[Hadoop源碼解讀]（五）MapReduce篇之Writable相關類

昨天出去玩了，今天繼續。

前面講了InputFormat，就順便講一下Writable的東西吧，本來應當是放在HDFS中的。

當要在進程間傳遞對象或持久化對象的時候，就需要序列化對象成字節流，反之當要將接收到或從磁盤讀取的字節流轉換爲對象，就要進行反序列化。Writable是Hadoop的序列化格式，Hadoop定義了這樣一個Writable接口。

public interface Writable {
  void write(DataOutput out) throws IOException;
  void readFields(DataInput in) throws IOException;
}

一個類要支持可序列化只需實現這個接口即可。下面是Writable類得層次結構，借用了<<Hadoop:The Definitive Guide>>的圖。

下面我們一點一點來看，先是IntWritable和LongWritable。

WritableComparable接口擴展了Writable和Comparable接口，以支持比較。正如層次圖中看到，IntWritable、LongWritable、ByteWritable等基本類型都實現了這個接口。IntWritable和LongWritable的readFields()都直接從實現了DataInput接口的輸入流中讀取二進制數據並分別重構成int型和long型，而write()則直接將int型數據和long型數據直接轉換成二進制流。IntWritable和LongWritable都含有相應的Comparator內部類，這是用來支持對在不反序列化爲對象的情況下對數據流中的數據單位進行直接的，這是一個優化，因爲無需創建對象。看下面IntWritable的代碼片段：

public class IntWritable implements WritableComparable {
  private int value;

   //…… other methods
  public static class Comparator extends WritableComparator {
    public Comparator() {
      super(IntWritable.class);
    }

    public int compare(byte[] b1, int s1, int l1,
                       byte[] b2, int s2, int l2) {
      int thisValue = readInt(b1, s1);
      int thatValue = readInt(b2, s2);
      return (thisValue<thatValue ? -1 : (thisValue==thatValue ? 0 : 1));
    }
  }

  static {                                        // register this comparator
    WritableComparator.define(IntWritable.class, new Comparator());
  }
}

代碼中的static塊調用WritableComparator的static方法define()用來註冊上面這個Comparator，就是將其加入WritableComparator的comparators成員中，comparators是HashMap類型且是static的。這樣，就告訴WritableComparator，當我使用WritableComparator.get（IntWritable.class）方法的時候，你返回我註冊的這個Comparator給我[對IntWritable來說就是IntWritable.Comparator]，然後我就可以使用comparator.compare(byte[] b1, int s1, int l1,byte[] b2, int s2, int l2)來比較b1和b2，而不需要將它們反序列化成對象[像下面代碼中]。comparator.compare(byte[] b1, int s1, int l1,byte[] b2, int s2, int l2)中的readInt()是從WritableComparator繼承來的，它將IntWritable的value從byte數組中通過移位轉換出來。

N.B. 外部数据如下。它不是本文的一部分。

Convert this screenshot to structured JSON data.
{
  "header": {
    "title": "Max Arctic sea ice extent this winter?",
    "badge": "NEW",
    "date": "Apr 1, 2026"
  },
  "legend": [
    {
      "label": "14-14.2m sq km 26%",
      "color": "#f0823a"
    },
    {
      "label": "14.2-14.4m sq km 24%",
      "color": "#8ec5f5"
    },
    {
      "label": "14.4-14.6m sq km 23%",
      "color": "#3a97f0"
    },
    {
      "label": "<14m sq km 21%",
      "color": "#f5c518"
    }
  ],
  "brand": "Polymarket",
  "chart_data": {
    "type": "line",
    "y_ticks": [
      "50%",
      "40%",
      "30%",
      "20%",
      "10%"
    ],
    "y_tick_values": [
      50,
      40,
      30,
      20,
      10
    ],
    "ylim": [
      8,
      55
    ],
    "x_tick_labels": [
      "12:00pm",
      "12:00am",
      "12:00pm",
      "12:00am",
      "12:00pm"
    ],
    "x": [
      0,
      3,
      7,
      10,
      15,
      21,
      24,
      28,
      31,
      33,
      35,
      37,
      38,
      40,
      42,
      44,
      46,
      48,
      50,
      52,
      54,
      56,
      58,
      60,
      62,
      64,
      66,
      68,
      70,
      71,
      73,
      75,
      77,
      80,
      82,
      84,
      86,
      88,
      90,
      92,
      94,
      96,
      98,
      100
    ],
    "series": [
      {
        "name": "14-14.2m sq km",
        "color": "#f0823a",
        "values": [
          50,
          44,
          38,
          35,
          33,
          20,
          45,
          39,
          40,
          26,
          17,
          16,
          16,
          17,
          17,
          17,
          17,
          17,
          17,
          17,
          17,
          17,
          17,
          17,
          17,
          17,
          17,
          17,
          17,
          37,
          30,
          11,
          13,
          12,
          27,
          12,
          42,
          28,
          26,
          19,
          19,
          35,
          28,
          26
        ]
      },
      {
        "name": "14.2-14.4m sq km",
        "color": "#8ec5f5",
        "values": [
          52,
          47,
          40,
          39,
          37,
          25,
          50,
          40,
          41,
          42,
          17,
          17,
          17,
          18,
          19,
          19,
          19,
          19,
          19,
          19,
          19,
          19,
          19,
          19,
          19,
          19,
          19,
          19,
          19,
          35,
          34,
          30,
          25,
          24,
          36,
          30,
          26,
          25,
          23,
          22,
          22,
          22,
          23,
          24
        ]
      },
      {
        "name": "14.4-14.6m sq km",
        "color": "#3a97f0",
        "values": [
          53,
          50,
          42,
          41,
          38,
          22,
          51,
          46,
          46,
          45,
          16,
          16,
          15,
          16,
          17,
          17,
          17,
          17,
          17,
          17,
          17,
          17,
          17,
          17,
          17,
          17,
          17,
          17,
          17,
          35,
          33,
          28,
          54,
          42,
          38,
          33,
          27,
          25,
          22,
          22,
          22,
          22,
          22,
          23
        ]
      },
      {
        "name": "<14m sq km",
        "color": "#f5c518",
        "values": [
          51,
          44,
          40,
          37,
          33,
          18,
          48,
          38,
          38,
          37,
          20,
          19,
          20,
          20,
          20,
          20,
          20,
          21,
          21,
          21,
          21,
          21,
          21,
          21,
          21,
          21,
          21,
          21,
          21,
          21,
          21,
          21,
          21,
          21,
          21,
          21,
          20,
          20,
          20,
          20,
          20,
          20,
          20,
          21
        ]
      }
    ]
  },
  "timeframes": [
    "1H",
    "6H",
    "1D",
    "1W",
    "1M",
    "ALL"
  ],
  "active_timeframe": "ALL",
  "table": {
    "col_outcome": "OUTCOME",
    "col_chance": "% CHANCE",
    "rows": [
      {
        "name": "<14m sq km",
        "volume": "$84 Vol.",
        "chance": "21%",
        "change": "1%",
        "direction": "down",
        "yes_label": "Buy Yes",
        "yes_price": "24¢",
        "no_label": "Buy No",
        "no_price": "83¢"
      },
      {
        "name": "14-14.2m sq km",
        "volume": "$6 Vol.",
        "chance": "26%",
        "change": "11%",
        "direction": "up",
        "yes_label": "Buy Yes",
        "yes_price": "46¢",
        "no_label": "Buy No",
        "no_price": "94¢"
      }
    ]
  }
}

//params byte[] b1, byte[] b2
RawComparator<IntWritable> comparator = WritableComparator.get(IntWritable.class);
comparator.compare(b1,0,b1.length,b2,0,b2.length);

注意，當comparators中沒有註冊要比較的類的Comparator，則會返回一個默認的Comparator，然後使用這個默認Comparator的compare(byte[] b1, int s1, int l1,byte[] b2, int s2, int l2)方法比較b1、b2的時候還是要序列化成對象的，詳見後面細講WritableComparator。

LongWritable的方法基本和IntWritable一樣，區別就是LongWritable的值是long型，且多了一個額外的LongWritable.DecresingComparator，它繼承於LongWritable.Comparator，只是它的比較方法返回值與使用LongWritable.Comparator比較相反[取負]，這個應當是爲降序排序準備的。

public class LongWritable implements WritableComparable {
  private long value;
  //……others
  /** A decreasing Comparator optimized for LongWritable. */ 
  public static class DecreasingComparator extends Comparator {
    public int compare(WritableComparable a, WritableComparable b) {
      return -super.compare(a, b);
    }
    public int compare(byte[] b1, int s1, int l1, byte[] b2, int s2, int l2) {
      return -super.compare(b1, s1, l1, b2, s2, l2);
    }
  }
  static {                                       // register default comparator
    WritableComparator.define(LongWritable.class, new Comparator());
  }
}

另外，ByteWritable、BooleanWritable、FloatWritable、DoubleWritable都基本一樣。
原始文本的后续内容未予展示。